27 Juli 2021

Hermann Bahr: Leander – Erzählungen

Hermann Bahr, skandalumwitterter Exponent der „Wiener Moderne“ und einer der umstrittensten Literaten der deutschsprachigen Literatur vor 1914, ist heute nur noch wenigen bekannt. Sein einstiger Ruhm, genährt von einer geradezu hektischen Produktivität, vom chamäleonhaften Wechsel von einer literarischen Strömung zur anderen wie von naturalistischen, symbolistischen und expressionistischen Manifesten, ist heute verblaßt. Lediglich an sein erfolgreichstes Lustspiel „Das Konzert“ haben sich Theater- und Filmleute immer wieder erinnert.

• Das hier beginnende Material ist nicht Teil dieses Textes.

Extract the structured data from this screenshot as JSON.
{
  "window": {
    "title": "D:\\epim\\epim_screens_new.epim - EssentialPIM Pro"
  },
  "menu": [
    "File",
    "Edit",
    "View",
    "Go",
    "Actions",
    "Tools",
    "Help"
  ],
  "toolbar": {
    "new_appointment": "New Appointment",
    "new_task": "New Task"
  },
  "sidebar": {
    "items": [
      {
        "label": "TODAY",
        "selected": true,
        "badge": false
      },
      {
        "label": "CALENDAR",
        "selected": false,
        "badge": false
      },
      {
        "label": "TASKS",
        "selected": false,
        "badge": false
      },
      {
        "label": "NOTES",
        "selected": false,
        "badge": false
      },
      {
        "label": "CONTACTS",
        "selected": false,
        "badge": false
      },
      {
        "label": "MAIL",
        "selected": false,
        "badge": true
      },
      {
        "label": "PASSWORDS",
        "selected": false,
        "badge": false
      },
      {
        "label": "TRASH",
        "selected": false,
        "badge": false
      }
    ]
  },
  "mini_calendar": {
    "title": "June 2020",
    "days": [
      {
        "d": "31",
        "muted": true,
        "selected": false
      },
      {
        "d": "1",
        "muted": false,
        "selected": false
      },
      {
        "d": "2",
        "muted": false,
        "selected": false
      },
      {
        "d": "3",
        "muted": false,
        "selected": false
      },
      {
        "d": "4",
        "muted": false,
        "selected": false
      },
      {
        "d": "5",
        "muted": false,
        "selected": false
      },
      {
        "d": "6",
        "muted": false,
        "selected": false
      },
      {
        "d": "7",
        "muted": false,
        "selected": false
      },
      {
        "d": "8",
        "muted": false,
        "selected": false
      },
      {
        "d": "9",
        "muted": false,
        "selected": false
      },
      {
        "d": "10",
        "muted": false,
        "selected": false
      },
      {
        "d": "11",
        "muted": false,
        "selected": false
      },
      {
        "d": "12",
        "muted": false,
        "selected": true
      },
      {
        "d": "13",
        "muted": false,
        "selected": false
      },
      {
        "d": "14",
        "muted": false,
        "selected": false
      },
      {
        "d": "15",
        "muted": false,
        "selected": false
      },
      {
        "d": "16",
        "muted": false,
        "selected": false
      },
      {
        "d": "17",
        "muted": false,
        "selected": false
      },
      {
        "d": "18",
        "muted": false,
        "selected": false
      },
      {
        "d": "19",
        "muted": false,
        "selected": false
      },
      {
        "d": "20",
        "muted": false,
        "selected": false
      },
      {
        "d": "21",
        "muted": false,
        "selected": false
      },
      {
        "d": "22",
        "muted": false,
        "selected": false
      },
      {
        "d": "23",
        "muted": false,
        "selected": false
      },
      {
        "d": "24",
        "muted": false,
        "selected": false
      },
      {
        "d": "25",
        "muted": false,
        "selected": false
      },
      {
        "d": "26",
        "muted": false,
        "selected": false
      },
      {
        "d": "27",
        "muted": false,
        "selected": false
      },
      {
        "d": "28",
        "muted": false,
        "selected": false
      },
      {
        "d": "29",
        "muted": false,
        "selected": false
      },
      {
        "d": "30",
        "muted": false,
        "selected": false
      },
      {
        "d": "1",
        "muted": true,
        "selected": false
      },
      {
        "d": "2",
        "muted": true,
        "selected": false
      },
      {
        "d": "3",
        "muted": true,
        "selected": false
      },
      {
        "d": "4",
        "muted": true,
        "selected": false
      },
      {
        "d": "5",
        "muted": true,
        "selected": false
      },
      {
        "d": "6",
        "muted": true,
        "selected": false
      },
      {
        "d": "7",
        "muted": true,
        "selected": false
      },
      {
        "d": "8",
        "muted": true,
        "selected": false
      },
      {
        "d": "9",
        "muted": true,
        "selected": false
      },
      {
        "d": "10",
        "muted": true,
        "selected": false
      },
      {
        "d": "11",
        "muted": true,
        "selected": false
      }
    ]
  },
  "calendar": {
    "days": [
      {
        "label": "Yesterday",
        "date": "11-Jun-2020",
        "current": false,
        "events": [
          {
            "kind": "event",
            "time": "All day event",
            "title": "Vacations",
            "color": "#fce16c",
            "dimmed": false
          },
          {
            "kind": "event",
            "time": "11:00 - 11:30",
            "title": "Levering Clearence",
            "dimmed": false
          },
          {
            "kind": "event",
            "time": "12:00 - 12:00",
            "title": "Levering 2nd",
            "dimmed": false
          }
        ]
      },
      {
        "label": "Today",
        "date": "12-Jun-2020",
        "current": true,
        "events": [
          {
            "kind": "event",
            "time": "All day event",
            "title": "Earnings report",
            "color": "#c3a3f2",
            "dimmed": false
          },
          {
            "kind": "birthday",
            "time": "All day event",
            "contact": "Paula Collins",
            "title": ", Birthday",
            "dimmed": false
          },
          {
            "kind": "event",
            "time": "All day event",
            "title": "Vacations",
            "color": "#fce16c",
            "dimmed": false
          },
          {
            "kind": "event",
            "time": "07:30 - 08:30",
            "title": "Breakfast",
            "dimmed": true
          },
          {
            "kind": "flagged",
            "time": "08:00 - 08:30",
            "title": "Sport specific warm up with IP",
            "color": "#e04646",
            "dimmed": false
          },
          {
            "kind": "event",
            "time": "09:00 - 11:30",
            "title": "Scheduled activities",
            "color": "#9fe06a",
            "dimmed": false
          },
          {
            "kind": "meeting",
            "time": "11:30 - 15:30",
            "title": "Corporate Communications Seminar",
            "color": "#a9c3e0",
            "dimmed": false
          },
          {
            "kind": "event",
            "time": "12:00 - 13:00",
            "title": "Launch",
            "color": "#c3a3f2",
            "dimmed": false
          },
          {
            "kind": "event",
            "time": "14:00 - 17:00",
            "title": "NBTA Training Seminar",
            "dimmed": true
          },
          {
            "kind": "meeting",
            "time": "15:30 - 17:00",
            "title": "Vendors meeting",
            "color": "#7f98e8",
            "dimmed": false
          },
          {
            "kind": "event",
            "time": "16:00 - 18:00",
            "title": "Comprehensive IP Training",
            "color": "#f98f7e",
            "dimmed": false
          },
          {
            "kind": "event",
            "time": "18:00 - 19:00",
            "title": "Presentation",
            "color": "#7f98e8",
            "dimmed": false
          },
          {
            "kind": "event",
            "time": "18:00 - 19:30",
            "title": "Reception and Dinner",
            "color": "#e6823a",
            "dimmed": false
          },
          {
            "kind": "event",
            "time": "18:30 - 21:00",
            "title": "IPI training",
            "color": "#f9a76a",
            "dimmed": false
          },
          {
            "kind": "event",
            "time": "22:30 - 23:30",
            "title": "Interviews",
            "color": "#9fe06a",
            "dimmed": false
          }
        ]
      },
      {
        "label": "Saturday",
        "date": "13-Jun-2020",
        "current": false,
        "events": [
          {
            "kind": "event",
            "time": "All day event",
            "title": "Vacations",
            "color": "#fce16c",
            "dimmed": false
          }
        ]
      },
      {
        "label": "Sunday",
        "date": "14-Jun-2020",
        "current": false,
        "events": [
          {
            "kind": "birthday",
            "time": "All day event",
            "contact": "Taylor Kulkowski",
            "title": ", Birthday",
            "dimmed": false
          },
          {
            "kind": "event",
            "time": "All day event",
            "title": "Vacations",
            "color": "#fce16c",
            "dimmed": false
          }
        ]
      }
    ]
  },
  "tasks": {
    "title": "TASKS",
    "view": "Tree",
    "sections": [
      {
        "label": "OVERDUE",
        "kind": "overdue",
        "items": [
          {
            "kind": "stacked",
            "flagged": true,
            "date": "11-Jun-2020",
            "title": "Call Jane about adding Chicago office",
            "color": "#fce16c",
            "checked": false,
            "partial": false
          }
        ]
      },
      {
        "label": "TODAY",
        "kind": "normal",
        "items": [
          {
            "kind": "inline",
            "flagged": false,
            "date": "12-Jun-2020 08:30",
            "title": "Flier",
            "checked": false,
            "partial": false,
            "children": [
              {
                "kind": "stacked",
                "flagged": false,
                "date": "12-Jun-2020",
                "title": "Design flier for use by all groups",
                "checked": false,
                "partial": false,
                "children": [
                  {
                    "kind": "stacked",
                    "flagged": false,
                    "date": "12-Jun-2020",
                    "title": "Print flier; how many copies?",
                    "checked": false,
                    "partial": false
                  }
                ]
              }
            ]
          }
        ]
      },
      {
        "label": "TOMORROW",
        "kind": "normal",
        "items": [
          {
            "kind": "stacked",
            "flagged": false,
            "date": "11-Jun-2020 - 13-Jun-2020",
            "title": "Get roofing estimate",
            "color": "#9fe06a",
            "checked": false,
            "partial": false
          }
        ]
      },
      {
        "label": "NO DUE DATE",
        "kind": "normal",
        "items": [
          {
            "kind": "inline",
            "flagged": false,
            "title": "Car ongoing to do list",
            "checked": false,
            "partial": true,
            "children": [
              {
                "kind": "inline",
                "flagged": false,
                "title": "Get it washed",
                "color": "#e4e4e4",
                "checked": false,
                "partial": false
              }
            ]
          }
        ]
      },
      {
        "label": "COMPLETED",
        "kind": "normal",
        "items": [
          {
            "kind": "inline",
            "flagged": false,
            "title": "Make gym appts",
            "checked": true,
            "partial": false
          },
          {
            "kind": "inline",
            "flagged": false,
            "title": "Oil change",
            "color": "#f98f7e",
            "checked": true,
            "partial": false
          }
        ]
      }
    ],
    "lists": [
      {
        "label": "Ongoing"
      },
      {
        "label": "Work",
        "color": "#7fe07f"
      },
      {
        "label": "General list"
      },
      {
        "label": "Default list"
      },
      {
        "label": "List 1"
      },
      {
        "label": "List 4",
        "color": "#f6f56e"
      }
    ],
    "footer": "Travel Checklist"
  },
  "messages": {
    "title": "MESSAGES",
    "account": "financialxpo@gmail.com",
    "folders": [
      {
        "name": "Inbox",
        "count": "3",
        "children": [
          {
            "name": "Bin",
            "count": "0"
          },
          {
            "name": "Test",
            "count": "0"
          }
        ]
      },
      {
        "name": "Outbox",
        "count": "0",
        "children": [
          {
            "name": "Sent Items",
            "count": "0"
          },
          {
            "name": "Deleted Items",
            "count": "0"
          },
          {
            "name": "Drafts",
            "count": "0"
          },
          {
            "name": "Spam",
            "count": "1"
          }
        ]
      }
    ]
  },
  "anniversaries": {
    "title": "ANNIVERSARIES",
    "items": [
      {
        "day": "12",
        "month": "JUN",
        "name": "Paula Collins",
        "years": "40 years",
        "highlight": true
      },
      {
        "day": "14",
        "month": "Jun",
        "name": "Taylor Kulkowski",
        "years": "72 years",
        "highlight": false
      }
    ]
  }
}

Der Autor, der von sich sagen konnte: „Ich habe fast jede geistige Mode mitgemacht, aber vorher, nämlich als sie noch nicht Mode war“, erregte auch 1890 mit seinem Erzählungsband „Fin de siècle“ einen Skandal: Das Buch blieb im kaiserlichen Deutschland bis 1914 verboten. Bahrs Erzählungen, Skizzen und Anekdoten, allesamt in den zwei Jahrzehnten um die Jahrhundertwende entstanden und publiziert, wirken auch heute beachtlich frisch. Mit satirischem Witz und psychologischem Einfühlungsvermögen wird die Wiener bourgeoise Gesellschaft der Jahrhundertwende treffsicher porträtiert. Die mal „frivole“, mal ernste Auseinandersetzung mit dem „Grundwesen des Wieners“, das nach Egon Friedell in der „feudalen Fähigkeit“ besteht, „mit allem zu spielen, alles von der freien, aber auch völlig unverantwortlichen Höhe einer Skepsis zu betrachten, der alles gleich wichtig und gleich unwichtig ist“, führt zu präzisen und gekonnt gearbeiteten Charakterstudien seiner unheldischen Helden, die er in den Geschichten Revue passieren läßt. Den Professor zum Beispiel, der mit „deutscher Gründlichkeit“ einem etwas perversen Keuschheitsbegriff lebt, den Verführer der schönen Dora, der letztlich ein betrogener Betrüger ist, und Leander, der sich angesichts der Prüfungen, denen er ausgesetzt wird, als nur seinen narzißtischen Neigungen folgender Dekadent erweist.